Early reports suggested that Brugada syndrome was highly malignant, but more recent studies have concluded that the yearly incidence of arrhythmic events is between 0.4 and 4 %. Risk factors include persistent type I Brugada ECG pattern in the absence of provocation and history of syncope or SCA. There is debate as to the utility of invasive electrophysiology study to risk stratify asymptomatic patients. Implantable cardioverter-defibrillators are indicated for symptomatic patients or for secondary prevention. Quinidine has been shown to be effective in preventing arrhythmia recurrences and is being studied in asymptomatic individuals with Brugada. Interestingly, patients with Brugada syndrome with ICDs have a high rate of inappropriate shocks related to a high incidence of supraventricular tachyarrhythmias, most commonly atrial fibrillation. Given the relatively low rate of arrhythmic events and the high rate of inappropriate shocks, ICDs are no longer routinely recommended for primary prevention in individuals with Brugada syndrome.
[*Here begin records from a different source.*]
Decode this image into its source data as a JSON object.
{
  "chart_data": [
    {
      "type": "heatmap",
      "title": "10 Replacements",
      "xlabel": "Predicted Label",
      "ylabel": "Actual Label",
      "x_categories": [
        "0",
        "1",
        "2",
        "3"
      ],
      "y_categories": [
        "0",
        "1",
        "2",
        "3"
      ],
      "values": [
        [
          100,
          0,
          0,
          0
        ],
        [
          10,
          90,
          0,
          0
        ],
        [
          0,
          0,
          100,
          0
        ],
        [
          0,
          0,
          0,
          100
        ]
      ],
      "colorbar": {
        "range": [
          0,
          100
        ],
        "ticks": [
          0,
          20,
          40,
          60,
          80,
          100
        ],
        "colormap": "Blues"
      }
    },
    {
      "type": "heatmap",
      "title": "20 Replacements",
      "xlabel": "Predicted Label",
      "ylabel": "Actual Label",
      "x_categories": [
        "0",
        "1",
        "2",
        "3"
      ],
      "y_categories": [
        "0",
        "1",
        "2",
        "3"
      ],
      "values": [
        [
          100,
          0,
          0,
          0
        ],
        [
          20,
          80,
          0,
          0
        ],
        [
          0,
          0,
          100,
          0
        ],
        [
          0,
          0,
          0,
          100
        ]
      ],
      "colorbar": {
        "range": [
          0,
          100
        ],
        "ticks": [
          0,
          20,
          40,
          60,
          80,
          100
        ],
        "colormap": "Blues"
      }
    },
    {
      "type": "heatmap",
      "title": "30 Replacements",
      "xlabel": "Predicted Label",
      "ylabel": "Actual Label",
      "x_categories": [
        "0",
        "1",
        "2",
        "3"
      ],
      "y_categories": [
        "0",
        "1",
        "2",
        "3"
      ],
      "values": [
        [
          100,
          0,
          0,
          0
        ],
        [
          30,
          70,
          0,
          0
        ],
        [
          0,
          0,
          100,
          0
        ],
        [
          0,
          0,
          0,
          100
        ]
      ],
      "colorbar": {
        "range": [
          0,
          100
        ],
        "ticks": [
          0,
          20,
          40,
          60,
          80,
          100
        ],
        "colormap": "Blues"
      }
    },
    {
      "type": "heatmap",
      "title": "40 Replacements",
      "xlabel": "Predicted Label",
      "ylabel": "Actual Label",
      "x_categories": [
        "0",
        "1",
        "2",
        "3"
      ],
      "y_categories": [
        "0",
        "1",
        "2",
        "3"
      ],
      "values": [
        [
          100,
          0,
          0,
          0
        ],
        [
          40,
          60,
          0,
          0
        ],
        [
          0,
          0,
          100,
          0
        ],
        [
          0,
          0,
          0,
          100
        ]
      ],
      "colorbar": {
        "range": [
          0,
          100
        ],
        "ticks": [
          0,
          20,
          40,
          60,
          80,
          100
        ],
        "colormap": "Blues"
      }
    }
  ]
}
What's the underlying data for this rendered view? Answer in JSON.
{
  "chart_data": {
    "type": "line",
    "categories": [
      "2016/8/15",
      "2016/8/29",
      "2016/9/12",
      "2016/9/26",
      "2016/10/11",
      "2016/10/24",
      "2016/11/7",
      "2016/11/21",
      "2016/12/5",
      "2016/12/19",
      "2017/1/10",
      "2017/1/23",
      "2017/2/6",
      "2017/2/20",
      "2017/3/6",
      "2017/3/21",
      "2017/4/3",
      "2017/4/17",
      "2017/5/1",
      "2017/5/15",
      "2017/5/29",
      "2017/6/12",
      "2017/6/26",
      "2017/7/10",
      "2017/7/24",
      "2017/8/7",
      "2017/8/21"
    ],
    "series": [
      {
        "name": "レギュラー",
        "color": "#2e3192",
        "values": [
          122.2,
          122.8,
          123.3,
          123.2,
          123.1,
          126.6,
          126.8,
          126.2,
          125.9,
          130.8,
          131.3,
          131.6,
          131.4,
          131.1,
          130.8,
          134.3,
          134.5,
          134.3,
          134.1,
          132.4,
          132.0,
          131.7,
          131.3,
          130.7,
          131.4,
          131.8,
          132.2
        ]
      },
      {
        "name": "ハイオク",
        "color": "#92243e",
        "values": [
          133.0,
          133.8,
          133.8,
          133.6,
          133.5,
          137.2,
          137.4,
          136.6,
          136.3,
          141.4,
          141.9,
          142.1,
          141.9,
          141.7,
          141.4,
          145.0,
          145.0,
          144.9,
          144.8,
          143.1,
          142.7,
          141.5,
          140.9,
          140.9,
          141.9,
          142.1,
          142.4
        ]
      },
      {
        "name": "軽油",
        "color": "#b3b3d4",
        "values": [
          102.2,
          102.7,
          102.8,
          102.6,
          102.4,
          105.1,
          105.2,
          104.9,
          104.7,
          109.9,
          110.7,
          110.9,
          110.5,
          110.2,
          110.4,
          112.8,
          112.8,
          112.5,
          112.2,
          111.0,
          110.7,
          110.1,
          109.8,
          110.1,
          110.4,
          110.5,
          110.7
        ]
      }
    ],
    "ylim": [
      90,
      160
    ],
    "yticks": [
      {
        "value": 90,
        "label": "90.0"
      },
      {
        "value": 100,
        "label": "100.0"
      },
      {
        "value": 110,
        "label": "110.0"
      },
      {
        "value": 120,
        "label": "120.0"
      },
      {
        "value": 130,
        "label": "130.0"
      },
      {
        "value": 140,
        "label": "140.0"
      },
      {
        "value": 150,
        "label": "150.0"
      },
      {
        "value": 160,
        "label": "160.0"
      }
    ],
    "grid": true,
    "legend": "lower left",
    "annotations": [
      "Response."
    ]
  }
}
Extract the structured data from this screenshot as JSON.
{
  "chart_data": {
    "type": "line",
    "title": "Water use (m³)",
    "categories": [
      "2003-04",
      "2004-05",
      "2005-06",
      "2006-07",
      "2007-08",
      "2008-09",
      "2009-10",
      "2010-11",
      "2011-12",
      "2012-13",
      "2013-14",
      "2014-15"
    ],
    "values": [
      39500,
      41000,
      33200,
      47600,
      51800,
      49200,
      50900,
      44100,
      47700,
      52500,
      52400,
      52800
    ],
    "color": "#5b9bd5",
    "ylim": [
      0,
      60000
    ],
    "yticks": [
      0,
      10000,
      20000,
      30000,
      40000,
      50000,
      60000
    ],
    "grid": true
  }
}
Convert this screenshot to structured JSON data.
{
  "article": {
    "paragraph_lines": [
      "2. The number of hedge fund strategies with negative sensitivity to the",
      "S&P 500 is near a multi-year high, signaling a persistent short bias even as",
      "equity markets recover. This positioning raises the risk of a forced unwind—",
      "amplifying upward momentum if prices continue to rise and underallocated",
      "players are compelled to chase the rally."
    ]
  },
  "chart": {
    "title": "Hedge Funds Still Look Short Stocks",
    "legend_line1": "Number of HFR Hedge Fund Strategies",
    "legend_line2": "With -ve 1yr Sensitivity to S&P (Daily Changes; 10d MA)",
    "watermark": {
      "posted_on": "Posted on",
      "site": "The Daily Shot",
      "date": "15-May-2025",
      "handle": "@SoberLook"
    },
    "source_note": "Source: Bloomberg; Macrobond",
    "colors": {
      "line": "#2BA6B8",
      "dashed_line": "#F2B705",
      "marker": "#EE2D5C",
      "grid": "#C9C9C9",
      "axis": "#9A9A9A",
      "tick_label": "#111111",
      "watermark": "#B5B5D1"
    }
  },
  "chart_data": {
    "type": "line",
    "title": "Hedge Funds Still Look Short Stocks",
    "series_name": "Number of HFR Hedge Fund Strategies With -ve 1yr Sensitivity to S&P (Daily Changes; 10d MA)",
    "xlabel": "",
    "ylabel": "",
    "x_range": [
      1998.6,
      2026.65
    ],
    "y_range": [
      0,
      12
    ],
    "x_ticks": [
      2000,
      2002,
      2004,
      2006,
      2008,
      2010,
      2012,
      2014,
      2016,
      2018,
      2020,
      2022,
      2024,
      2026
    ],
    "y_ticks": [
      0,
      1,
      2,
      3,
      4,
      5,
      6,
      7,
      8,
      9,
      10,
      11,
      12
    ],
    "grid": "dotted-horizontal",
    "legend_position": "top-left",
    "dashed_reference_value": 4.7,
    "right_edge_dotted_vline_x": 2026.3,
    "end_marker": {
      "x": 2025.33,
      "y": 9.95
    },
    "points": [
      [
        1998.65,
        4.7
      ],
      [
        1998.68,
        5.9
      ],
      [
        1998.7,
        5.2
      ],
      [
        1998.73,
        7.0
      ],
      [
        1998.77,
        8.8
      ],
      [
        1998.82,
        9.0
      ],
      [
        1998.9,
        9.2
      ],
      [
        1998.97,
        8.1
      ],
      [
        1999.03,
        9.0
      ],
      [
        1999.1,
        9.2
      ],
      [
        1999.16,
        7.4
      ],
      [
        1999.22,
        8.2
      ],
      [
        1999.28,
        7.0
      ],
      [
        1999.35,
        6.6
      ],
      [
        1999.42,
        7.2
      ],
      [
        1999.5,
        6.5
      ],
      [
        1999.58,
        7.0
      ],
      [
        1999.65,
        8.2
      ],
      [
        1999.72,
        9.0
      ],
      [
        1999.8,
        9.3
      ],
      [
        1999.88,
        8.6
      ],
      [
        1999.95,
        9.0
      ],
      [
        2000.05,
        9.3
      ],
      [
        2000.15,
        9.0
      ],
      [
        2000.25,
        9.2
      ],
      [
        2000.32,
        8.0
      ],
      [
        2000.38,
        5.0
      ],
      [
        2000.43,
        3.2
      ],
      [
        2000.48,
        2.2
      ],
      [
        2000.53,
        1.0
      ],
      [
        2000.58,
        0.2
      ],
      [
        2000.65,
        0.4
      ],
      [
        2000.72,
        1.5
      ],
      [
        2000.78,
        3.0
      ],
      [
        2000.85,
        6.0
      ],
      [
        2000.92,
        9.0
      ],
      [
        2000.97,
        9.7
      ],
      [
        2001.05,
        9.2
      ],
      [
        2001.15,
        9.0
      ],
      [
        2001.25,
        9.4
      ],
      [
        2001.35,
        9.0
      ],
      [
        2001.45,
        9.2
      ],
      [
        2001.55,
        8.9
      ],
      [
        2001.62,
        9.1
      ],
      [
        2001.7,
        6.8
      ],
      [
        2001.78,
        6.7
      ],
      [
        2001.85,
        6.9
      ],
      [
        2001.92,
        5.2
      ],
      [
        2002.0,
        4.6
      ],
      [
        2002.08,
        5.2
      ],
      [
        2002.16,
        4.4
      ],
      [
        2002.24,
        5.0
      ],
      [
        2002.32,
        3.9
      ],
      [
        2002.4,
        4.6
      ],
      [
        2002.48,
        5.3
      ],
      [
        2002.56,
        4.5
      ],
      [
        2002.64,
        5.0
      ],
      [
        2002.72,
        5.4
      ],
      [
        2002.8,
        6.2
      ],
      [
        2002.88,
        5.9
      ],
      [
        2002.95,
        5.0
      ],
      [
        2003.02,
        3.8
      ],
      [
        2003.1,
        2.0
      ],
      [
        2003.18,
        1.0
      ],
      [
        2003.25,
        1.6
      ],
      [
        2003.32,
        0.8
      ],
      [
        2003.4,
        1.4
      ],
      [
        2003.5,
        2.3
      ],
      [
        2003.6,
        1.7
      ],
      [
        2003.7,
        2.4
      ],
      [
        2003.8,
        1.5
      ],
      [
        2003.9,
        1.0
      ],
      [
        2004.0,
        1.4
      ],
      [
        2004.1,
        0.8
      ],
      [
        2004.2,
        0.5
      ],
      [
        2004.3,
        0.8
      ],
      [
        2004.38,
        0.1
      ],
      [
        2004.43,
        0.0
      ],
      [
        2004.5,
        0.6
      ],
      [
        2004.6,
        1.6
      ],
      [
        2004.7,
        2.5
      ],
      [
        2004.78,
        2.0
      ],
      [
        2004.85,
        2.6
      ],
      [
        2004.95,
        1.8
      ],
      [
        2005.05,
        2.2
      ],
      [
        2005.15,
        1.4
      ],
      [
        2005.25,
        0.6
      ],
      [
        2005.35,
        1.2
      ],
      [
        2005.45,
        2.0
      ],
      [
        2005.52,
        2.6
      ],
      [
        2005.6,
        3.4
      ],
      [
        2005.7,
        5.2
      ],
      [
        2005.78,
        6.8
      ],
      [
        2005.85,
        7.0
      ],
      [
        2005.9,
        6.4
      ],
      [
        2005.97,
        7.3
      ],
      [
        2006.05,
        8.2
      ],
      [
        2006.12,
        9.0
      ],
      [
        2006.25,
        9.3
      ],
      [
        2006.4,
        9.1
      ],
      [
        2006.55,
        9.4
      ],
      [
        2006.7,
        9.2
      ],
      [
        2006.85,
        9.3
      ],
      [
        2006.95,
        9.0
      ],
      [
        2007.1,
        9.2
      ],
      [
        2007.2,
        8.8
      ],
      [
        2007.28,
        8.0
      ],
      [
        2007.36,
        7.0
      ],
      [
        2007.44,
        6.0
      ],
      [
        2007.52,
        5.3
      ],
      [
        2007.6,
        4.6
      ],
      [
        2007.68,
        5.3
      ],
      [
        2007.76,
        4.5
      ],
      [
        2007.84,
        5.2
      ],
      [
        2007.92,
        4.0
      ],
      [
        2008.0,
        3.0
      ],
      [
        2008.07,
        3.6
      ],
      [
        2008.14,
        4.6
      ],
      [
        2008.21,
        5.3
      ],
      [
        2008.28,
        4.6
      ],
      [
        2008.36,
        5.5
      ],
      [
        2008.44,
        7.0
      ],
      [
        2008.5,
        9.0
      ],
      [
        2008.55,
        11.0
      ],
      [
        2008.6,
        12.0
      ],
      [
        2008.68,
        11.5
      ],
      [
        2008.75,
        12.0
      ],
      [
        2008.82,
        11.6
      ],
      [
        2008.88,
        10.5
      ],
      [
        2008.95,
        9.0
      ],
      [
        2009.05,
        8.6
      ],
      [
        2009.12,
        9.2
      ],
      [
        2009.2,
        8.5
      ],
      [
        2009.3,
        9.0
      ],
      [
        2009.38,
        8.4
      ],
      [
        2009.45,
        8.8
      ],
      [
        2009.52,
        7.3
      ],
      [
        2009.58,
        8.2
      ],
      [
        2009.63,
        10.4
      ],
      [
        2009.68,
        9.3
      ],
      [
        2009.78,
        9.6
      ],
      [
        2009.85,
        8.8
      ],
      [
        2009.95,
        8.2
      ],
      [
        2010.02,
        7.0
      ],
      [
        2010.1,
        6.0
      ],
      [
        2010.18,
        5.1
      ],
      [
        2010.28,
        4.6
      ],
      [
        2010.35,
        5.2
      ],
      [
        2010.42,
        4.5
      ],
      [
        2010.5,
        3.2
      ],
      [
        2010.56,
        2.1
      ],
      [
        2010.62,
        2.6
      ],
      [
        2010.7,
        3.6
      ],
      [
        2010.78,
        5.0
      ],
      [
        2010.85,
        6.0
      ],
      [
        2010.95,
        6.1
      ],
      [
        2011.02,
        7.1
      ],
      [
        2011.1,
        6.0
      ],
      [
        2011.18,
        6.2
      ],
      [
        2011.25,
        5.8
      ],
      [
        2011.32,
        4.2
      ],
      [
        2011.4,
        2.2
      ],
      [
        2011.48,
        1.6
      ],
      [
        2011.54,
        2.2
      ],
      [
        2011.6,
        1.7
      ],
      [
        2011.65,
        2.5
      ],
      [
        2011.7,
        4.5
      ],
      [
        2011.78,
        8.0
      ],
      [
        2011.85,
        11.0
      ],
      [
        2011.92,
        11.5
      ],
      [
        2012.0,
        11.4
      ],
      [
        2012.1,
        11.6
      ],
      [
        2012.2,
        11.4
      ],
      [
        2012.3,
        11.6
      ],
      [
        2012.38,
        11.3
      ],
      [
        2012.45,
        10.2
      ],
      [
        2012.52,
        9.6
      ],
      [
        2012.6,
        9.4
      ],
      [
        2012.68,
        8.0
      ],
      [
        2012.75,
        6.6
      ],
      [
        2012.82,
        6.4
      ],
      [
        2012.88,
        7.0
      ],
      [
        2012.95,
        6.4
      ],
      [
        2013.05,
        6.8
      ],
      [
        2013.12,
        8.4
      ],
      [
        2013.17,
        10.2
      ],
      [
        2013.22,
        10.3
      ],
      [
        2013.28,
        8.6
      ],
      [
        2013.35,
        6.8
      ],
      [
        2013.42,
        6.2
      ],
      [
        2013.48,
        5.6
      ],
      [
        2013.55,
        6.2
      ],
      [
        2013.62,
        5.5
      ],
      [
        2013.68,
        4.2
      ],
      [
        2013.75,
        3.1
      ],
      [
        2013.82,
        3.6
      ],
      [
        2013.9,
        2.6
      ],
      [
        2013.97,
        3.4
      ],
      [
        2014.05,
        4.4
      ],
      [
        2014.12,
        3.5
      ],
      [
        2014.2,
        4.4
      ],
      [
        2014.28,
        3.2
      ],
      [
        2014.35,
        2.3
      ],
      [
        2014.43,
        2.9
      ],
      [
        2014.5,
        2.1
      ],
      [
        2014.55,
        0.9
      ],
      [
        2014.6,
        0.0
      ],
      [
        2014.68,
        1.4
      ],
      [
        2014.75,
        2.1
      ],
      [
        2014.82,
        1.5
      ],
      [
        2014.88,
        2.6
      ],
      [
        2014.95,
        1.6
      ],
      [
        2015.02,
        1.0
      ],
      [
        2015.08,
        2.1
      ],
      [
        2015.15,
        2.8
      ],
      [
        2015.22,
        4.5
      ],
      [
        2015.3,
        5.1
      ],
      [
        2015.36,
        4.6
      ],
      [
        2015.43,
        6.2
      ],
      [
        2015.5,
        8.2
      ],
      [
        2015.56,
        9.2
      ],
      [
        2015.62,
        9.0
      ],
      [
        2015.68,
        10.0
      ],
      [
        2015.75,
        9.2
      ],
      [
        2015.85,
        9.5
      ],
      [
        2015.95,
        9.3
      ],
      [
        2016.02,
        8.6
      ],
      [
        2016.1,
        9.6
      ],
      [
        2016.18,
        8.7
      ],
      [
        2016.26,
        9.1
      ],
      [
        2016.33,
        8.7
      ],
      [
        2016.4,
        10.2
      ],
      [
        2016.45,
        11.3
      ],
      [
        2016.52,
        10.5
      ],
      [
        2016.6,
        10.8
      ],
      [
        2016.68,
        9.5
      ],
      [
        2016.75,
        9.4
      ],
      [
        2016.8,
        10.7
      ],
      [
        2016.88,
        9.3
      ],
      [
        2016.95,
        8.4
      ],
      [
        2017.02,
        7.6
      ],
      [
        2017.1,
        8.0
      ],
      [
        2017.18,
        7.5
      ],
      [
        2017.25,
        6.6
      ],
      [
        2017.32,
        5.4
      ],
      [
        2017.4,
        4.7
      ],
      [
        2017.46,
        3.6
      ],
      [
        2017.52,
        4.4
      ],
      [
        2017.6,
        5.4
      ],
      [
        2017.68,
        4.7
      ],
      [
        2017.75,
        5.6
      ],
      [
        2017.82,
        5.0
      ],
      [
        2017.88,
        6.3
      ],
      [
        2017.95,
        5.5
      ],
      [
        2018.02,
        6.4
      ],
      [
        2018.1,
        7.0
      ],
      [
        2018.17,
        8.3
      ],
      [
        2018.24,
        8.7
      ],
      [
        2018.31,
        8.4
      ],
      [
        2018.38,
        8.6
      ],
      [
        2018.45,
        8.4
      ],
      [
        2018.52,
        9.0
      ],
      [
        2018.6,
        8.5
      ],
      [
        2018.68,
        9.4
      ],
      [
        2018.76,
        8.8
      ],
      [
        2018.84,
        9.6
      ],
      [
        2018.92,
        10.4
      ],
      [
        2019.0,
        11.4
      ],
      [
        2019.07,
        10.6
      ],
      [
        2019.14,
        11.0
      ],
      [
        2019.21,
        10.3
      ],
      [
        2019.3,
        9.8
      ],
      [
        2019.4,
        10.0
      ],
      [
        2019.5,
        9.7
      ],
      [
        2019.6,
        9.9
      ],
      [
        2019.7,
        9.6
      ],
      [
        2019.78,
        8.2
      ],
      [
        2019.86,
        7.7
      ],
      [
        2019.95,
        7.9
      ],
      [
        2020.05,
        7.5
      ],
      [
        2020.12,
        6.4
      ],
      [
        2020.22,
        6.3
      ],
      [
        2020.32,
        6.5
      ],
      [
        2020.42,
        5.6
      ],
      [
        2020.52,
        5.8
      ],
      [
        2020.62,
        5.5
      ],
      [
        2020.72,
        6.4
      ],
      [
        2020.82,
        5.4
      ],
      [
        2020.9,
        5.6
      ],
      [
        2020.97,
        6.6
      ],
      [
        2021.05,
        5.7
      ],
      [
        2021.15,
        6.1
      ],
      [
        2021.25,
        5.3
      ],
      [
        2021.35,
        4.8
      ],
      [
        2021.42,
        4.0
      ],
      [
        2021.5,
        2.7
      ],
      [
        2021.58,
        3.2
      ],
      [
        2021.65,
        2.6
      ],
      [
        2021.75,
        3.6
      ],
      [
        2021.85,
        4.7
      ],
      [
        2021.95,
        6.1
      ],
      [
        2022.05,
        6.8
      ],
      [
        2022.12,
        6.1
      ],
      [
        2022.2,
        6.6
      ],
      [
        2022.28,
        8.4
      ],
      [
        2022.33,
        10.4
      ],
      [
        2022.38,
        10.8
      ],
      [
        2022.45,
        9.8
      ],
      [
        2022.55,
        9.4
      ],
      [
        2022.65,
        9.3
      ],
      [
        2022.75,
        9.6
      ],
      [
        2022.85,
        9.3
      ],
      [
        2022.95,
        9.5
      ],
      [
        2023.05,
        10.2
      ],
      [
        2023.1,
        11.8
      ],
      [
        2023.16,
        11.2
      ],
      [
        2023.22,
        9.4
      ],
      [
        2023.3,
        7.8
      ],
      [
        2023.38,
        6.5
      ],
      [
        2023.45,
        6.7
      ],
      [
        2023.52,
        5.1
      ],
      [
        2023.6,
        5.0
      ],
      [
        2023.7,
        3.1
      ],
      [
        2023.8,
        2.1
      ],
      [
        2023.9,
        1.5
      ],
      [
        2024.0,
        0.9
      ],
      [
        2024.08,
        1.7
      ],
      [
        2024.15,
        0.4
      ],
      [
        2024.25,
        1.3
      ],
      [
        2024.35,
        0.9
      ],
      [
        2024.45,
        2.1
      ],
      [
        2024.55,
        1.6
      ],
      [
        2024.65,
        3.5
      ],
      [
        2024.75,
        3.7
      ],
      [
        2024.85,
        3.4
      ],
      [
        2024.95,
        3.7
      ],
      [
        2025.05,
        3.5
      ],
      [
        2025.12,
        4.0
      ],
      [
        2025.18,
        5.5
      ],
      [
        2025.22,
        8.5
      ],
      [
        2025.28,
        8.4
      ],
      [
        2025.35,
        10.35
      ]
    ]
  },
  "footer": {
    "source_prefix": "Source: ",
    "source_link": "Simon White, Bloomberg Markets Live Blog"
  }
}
Catecholaminergic Polymorphic Ventricular Tachycardia (Chap. 19)
Catecholaminergic polymorphic ventricular tachycardia is a rare heritable arrhythmia that is characterized by adrenergic-induced ventricular tachyarrhythmia and sudden death (see Chap. 19, Fig. 19.8). Patients with CPVT often develop symptoms of syncope and sudden death early in childhood. A great degree of variability is seen even among members of the same family who carry the same mutation. Symptoms usually occur with stress or exercise. Sudden death in early adulthood in symptomatic patients is a risk if the condition is left untreated.
Other Repolarization Abnormalities
Other repolarization abnormalities have been reported: the short QT syndrome (Chap. 19) comprises QTc < 320 ms, very tall T waves, and SCD. Management usually requires an ICD. Finally the emergence of other repolarization syndromes is less well defined but likely contributes to SCD in the young (Chap. 19).
Wolff–Parkinson–White Syndrome (See Chap. 4)
The prevalence of ventricular preexcitation or Wolff–Parkinson–White (WPW) ECG pattern is estimated to be 1–3/1,000. The risk of SCD in those with WPW is very low. Symptomatic patients have an estimated risk of approximately 0.25 % per year or 3–4 % over a lifetime. The risk in asymptomatic patients is lower, approximately 1 per 1,000 patient-years. The mechanism of SCD is rapid anterograde conduction across a fast-conducting accessory pathway(s) with short anterograde effective refractory period (ERP) during atrial fibrillation (Fig. 21.4).
Fig. 21.4
Panels 1 and 2: Atrial fibrillation in a 9-year-old boy with a very rapid ventricular response deteriorating into ventricular fibrillation (Panels 3 and 4) and cardiac arrest. He was successfully defibrillated (Panels 4 and 5) into sinus tachycardia with no preexcitation (Panel 6). At electrophysiologic study had an intermittent anterograde left lateral accessory pathway with an effective refractory period of 190 ms. It was successfully interrupted by radiofrequency ablation
Risk factors for SCD include a short preexcited RR interval during atrial fibrillation or rapid atrial pacing (Fig. 21.4), a short anterograde ERP (<220–250 ms) of the accessory pathway, multiple pathways, inducible AVRT or history of AVRT, male gender, and history of syncope. Arrhythmia inducibility and young age are associated with a significantly increased risk of arrhythmic events, including SCD, in previously asymptomatic patients. However, because of a small atrial mass, atrial fibrillation is very uncommon in infants and young children.